There is no way to respond to this movie without giving away a central
element of the plot—which we learn about 7/8 of the way through the movie, but
it goes a long way toward explaining why the movie has a powerful impact.
This is a variation on the Oedipus story—but it is told from
Jocasta’s point of view, or, in this case, it is Nawal’s story. The story opens and comes close to
closing at a community swimming center in takes place in a fictional Middle
Eastern country which bears a remarkable resemblance to Lebanon, both
topographically and politically.
Lebanon was created from the ashes of the Ottoman empire post-WWI as an
enclave for the Maronite Christians.
At the time, Christians made up 84% of the territory that became
Lebanon, and it was one of the less controversial requests that France and
Britain grappled with after the First World War. But then came WWII and in it’s aftermath, the establishment
of Israel out of Palestine. That
brought a large influx of immigrants into Lebanon from the south, and that is
where Nawal’s Christian family lived.
She fell in love with a Muslim, which did not sit well with her
brothers—he was killed, and so would she have been if not for the intervention
of her grandmother. She is
pregnant, and gives birth to a baby she gives up, but not before the
grandmother tattoos the babies heel.
Nawal wants to find him in the future.
The war ruins everything. When her college is closed, Nawal travels southwards in
search of her son, and what she finds changes everything—the Muslims have bombed
the Christian towns and the Christians are killing Muslim civilians. It is bedlam and the orphanage has been
reduced to rubble. Nawal becomes
militarized by this, and that decision seals her fate once and for all. She ceases to be a mother and instead
becomes a martyr, and she murders and goes to prison for 15 years because of
it. A part of her soul is broken
off and while it is not enough to kill her, it is a crippling blow. Her son was swept up by war lords who teach him to be a killer,
so a piece of his soul is ripped away from him as well, and together they
unknowingly create a future problem.
They meet up in prison—she the prisoner, he the torturer, but just like
the myth, they do not recognize each other.

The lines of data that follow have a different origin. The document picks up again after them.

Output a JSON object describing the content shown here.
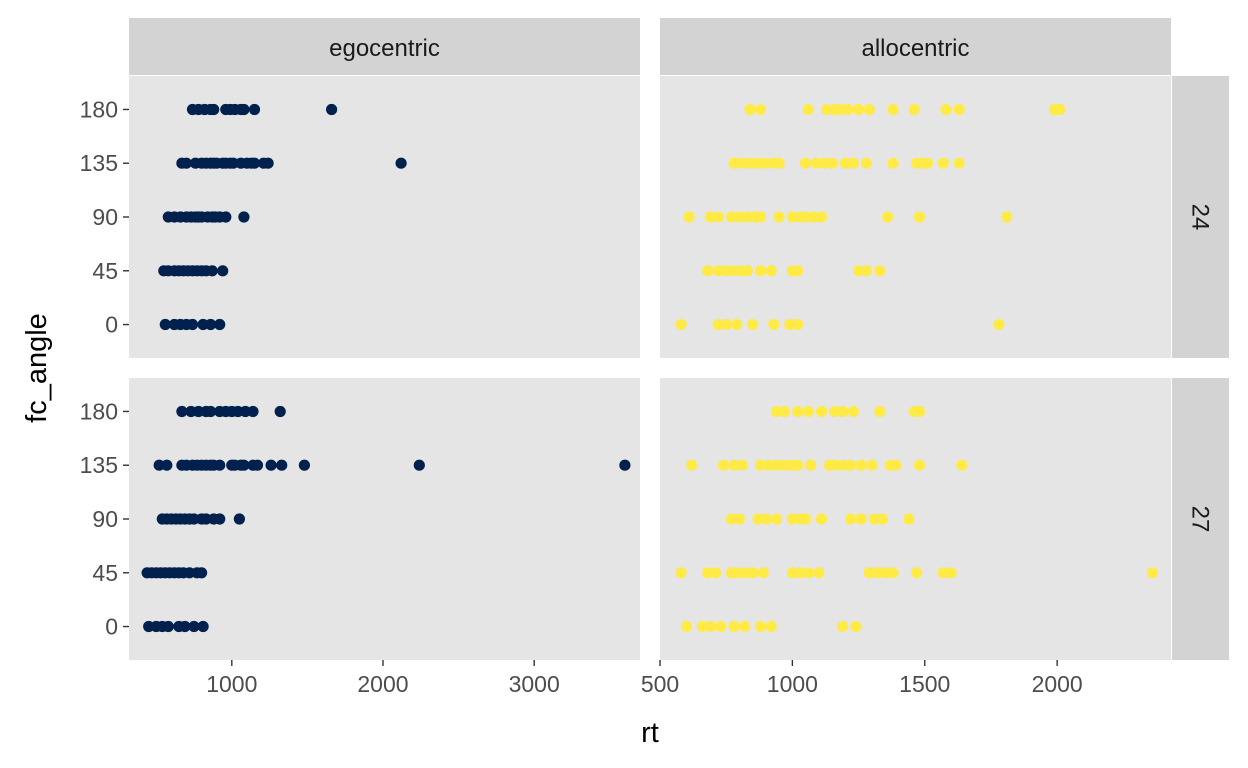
{
  "chart_data": {
    "type": "scatter",
    "xlabel": "rt",
    "ylabel": "fc_angle",
    "facet_columns": [
      "egocentric",
      "allocentric"
    ],
    "facet_rows": [
      "24",
      "27"
    ],
    "colors": {
      "egocentric": "#00204D",
      "allocentric": "#FFEA46"
    },
    "panels": [
      {
        "col": "egocentric",
        "row": "24",
        "xlim": [
          320,
          3700
        ],
        "xticks": [
          "1000",
          "2000",
          "3000"
        ],
        "xtick_values": [
          1000,
          2000,
          3000
        ],
        "ylim": [
          -28,
          208
        ],
        "yticks": [
          "0",
          "45",
          "90",
          "135",
          "180"
        ],
        "ytick_values": [
          0,
          45,
          90,
          135,
          180
        ],
        "points": [
          [
            740,
            180
          ],
          [
            780,
            180
          ],
          [
            820,
            180
          ],
          [
            860,
            180
          ],
          [
            880,
            180
          ],
          [
            960,
            180
          ],
          [
            990,
            180
          ],
          [
            1020,
            180
          ],
          [
            1060,
            180
          ],
          [
            1080,
            180
          ],
          [
            1150,
            180
          ],
          [
            1660,
            180
          ],
          [
            670,
            135
          ],
          [
            700,
            135
          ],
          [
            760,
            135
          ],
          [
            800,
            135
          ],
          [
            830,
            135
          ],
          [
            860,
            135
          ],
          [
            880,
            135
          ],
          [
            900,
            135
          ],
          [
            940,
            135
          ],
          [
            960,
            135
          ],
          [
            990,
            135
          ],
          [
            1010,
            135
          ],
          [
            1060,
            135
          ],
          [
            1100,
            135
          ],
          [
            1130,
            135
          ],
          [
            1150,
            135
          ],
          [
            1210,
            135
          ],
          [
            1240,
            135
          ],
          [
            2120,
            135
          ],
          [
            580,
            90
          ],
          [
            620,
            90
          ],
          [
            660,
            90
          ],
          [
            700,
            90
          ],
          [
            730,
            90
          ],
          [
            760,
            90
          ],
          [
            780,
            90
          ],
          [
            800,
            90
          ],
          [
            840,
            90
          ],
          [
            870,
            90
          ],
          [
            890,
            90
          ],
          [
            920,
            90
          ],
          [
            960,
            90
          ],
          [
            1080,
            90
          ],
          [
            550,
            45
          ],
          [
            580,
            45
          ],
          [
            620,
            45
          ],
          [
            650,
            45
          ],
          [
            680,
            45
          ],
          [
            710,
            45
          ],
          [
            740,
            45
          ],
          [
            770,
            45
          ],
          [
            800,
            45
          ],
          [
            830,
            45
          ],
          [
            870,
            45
          ],
          [
            940,
            45
          ],
          [
            560,
            0
          ],
          [
            620,
            0
          ],
          [
            660,
            0
          ],
          [
            700,
            0
          ],
          [
            740,
            0
          ],
          [
            810,
            0
          ],
          [
            860,
            0
          ],
          [
            920,
            0
          ]
        ]
      },
      {
        "col": "allocentric",
        "row": "24",
        "xlim": [
          500,
          2430
        ],
        "xticks": [
          "500",
          "1000",
          "1500",
          "2000"
        ],
        "xtick_values": [
          500,
          1000,
          1500,
          2000
        ],
        "ylim": [
          -28,
          208
        ],
        "yticks": [
          "0",
          "45",
          "90",
          "135",
          "180"
        ],
        "ytick_values": [
          0,
          45,
          90,
          135,
          180
        ],
        "points": [
          [
            840,
            180
          ],
          [
            880,
            180
          ],
          [
            1060,
            180
          ],
          [
            1130,
            180
          ],
          [
            1160,
            180
          ],
          [
            1180,
            180
          ],
          [
            1210,
            180
          ],
          [
            1250,
            180
          ],
          [
            1290,
            180
          ],
          [
            1380,
            180
          ],
          [
            1460,
            180
          ],
          [
            1580,
            180
          ],
          [
            1630,
            180
          ],
          [
            1990,
            180
          ],
          [
            2010,
            180
          ],
          [
            780,
            135
          ],
          [
            810,
            135
          ],
          [
            840,
            135
          ],
          [
            870,
            135
          ],
          [
            900,
            135
          ],
          [
            930,
            135
          ],
          [
            950,
            135
          ],
          [
            1050,
            135
          ],
          [
            1090,
            135
          ],
          [
            1120,
            135
          ],
          [
            1150,
            135
          ],
          [
            1200,
            135
          ],
          [
            1230,
            135
          ],
          [
            1280,
            135
          ],
          [
            1380,
            135
          ],
          [
            1470,
            135
          ],
          [
            1490,
            135
          ],
          [
            1510,
            135
          ],
          [
            1570,
            135
          ],
          [
            1630,
            135
          ],
          [
            610,
            90
          ],
          [
            690,
            90
          ],
          [
            720,
            90
          ],
          [
            770,
            90
          ],
          [
            800,
            90
          ],
          [
            830,
            90
          ],
          [
            860,
            90
          ],
          [
            880,
            90
          ],
          [
            950,
            90
          ],
          [
            1000,
            90
          ],
          [
            1030,
            90
          ],
          [
            1050,
            90
          ],
          [
            1080,
            90
          ],
          [
            1110,
            90
          ],
          [
            1360,
            90
          ],
          [
            1480,
            90
          ],
          [
            1810,
            90
          ],
          [
            680,
            45
          ],
          [
            720,
            45
          ],
          [
            750,
            45
          ],
          [
            780,
            45
          ],
          [
            810,
            45
          ],
          [
            830,
            45
          ],
          [
            880,
            45
          ],
          [
            920,
            45
          ],
          [
            1000,
            45
          ],
          [
            1020,
            45
          ],
          [
            1250,
            45
          ],
          [
            1280,
            45
          ],
          [
            1330,
            45
          ],
          [
            580,
            0
          ],
          [
            720,
            0
          ],
          [
            750,
            0
          ],
          [
            790,
            0
          ],
          [
            850,
            0
          ],
          [
            930,
            0
          ],
          [
            990,
            0
          ],
          [
            1020,
            0
          ],
          [
            1780,
            0
          ]
        ]
      },
      {
        "col": "egocentric",
        "row": "27",
        "xlim": [
          320,
          3700
        ],
        "xticks": [
          "1000",
          "2000",
          "3000"
        ],
        "xtick_values": [
          1000,
          2000,
          3000
        ],
        "ylim": [
          -28,
          208
        ],
        "yticks": [
          "0",
          "45",
          "90",
          "135",
          "180"
        ],
        "ytick_values": [
          0,
          45,
          90,
          135,
          180
        ],
        "points": [
          [
            670,
            180
          ],
          [
            730,
            180
          ],
          [
            780,
            180
          ],
          [
            830,
            180
          ],
          [
            860,
            180
          ],
          [
            920,
            180
          ],
          [
            960,
            180
          ],
          [
            1000,
            180
          ],
          [
            1040,
            180
          ],
          [
            1090,
            180
          ],
          [
            1140,
            180
          ],
          [
            1320,
            180
          ],
          [
            520,
            135
          ],
          [
            570,
            135
          ],
          [
            670,
            135
          ],
          [
            700,
            135
          ],
          [
            740,
            135
          ],
          [
            770,
            135
          ],
          [
            800,
            135
          ],
          [
            830,
            135
          ],
          [
            860,
            135
          ],
          [
            880,
            135
          ],
          [
            920,
            135
          ],
          [
            1000,
            135
          ],
          [
            1020,
            135
          ],
          [
            1060,
            135
          ],
          [
            1080,
            135
          ],
          [
            1140,
            135
          ],
          [
            1170,
            135
          ],
          [
            1260,
            135
          ],
          [
            1330,
            135
          ],
          [
            1480,
            135
          ],
          [
            2240,
            135
          ],
          [
            3600,
            135
          ],
          [
            540,
            90
          ],
          [
            570,
            90
          ],
          [
            600,
            90
          ],
          [
            630,
            90
          ],
          [
            660,
            90
          ],
          [
            690,
            90
          ],
          [
            720,
            90
          ],
          [
            750,
            90
          ],
          [
            800,
            90
          ],
          [
            830,
            90
          ],
          [
            880,
            90
          ],
          [
            920,
            90
          ],
          [
            1050,
            90
          ],
          [
            440,
            45
          ],
          [
            470,
            45
          ],
          [
            500,
            45
          ],
          [
            530,
            45
          ],
          [
            560,
            45
          ],
          [
            590,
            45
          ],
          [
            620,
            45
          ],
          [
            650,
            45
          ],
          [
            680,
            45
          ],
          [
            720,
            45
          ],
          [
            770,
            45
          ],
          [
            800,
            45
          ],
          [
            450,
            0
          ],
          [
            500,
            0
          ],
          [
            540,
            0
          ],
          [
            580,
            0
          ],
          [
            650,
            0
          ],
          [
            690,
            0
          ],
          [
            750,
            0
          ],
          [
            810,
            0
          ]
        ]
      },
      {
        "col": "allocentric",
        "row": "27",
        "xlim": [
          500,
          2430
        ],
        "xticks": [
          "500",
          "1000",
          "1500",
          "2000"
        ],
        "xtick_values": [
          500,
          1000,
          1500,
          2000
        ],
        "ylim": [
          -28,
          208
        ],
        "yticks": [
          "0",
          "45",
          "90",
          "135",
          "180"
        ],
        "ytick_values": [
          0,
          45,
          90,
          135,
          180
        ],
        "points": [
          [
            940,
            180
          ],
          [
            970,
            180
          ],
          [
            1020,
            180
          ],
          [
            1060,
            180
          ],
          [
            1110,
            180
          ],
          [
            1160,
            180
          ],
          [
            1190,
            180
          ],
          [
            1230,
            180
          ],
          [
            1330,
            180
          ],
          [
            1460,
            180
          ],
          [
            1480,
            180
          ],
          [
            620,
            135
          ],
          [
            740,
            135
          ],
          [
            780,
            135
          ],
          [
            810,
            135
          ],
          [
            880,
            135
          ],
          [
            910,
            135
          ],
          [
            940,
            135
          ],
          [
            970,
            135
          ],
          [
            1000,
            135
          ],
          [
            1020,
            135
          ],
          [
            1070,
            135
          ],
          [
            1140,
            135
          ],
          [
            1160,
            135
          ],
          [
            1190,
            135
          ],
          [
            1220,
            135
          ],
          [
            1260,
            135
          ],
          [
            1300,
            135
          ],
          [
            1370,
            135
          ],
          [
            1390,
            135
          ],
          [
            1480,
            135
          ],
          [
            1640,
            135
          ],
          [
            770,
            90
          ],
          [
            800,
            90
          ],
          [
            870,
            90
          ],
          [
            900,
            90
          ],
          [
            940,
            90
          ],
          [
            1000,
            90
          ],
          [
            1030,
            90
          ],
          [
            1050,
            90
          ],
          [
            1110,
            90
          ],
          [
            1220,
            90
          ],
          [
            1260,
            90
          ],
          [
            1310,
            90
          ],
          [
            1340,
            90
          ],
          [
            1440,
            90
          ],
          [
            580,
            45
          ],
          [
            680,
            45
          ],
          [
            710,
            45
          ],
          [
            770,
            45
          ],
          [
            790,
            45
          ],
          [
            820,
            45
          ],
          [
            850,
            45
          ],
          [
            890,
            45
          ],
          [
            1000,
            45
          ],
          [
            1030,
            45
          ],
          [
            1060,
            45
          ],
          [
            1100,
            45
          ],
          [
            1290,
            45
          ],
          [
            1320,
            45
          ],
          [
            1350,
            45
          ],
          [
            1380,
            45
          ],
          [
            1470,
            45
          ],
          [
            1570,
            45
          ],
          [
            1600,
            45
          ],
          [
            2360,
            45
          ],
          [
            600,
            0
          ],
          [
            660,
            0
          ],
          [
            690,
            0
          ],
          [
            730,
            0
          ],
          [
            780,
            0
          ],
          [
            820,
            0
          ],
          [
            880,
            0
          ],
          [
            920,
            0
          ],
          [
            1190,
            0
          ],
          [
            1240,
            0
          ]
        ]
      }
    ]
  }
}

Nawal has twins while in prison, and after her release she
emigrates to Canada with them—when she discovers the truth, it is too much for
her. She dies, but in death she
sends the twins off to discover her past—and theirs. I am not sure that the truth will help them, and it could
very well hurt them—in the myth, Etiocles kills Polynices over ruling
Thebes—but they may be able to start working through the trauma that life them
off with through no fault of their own.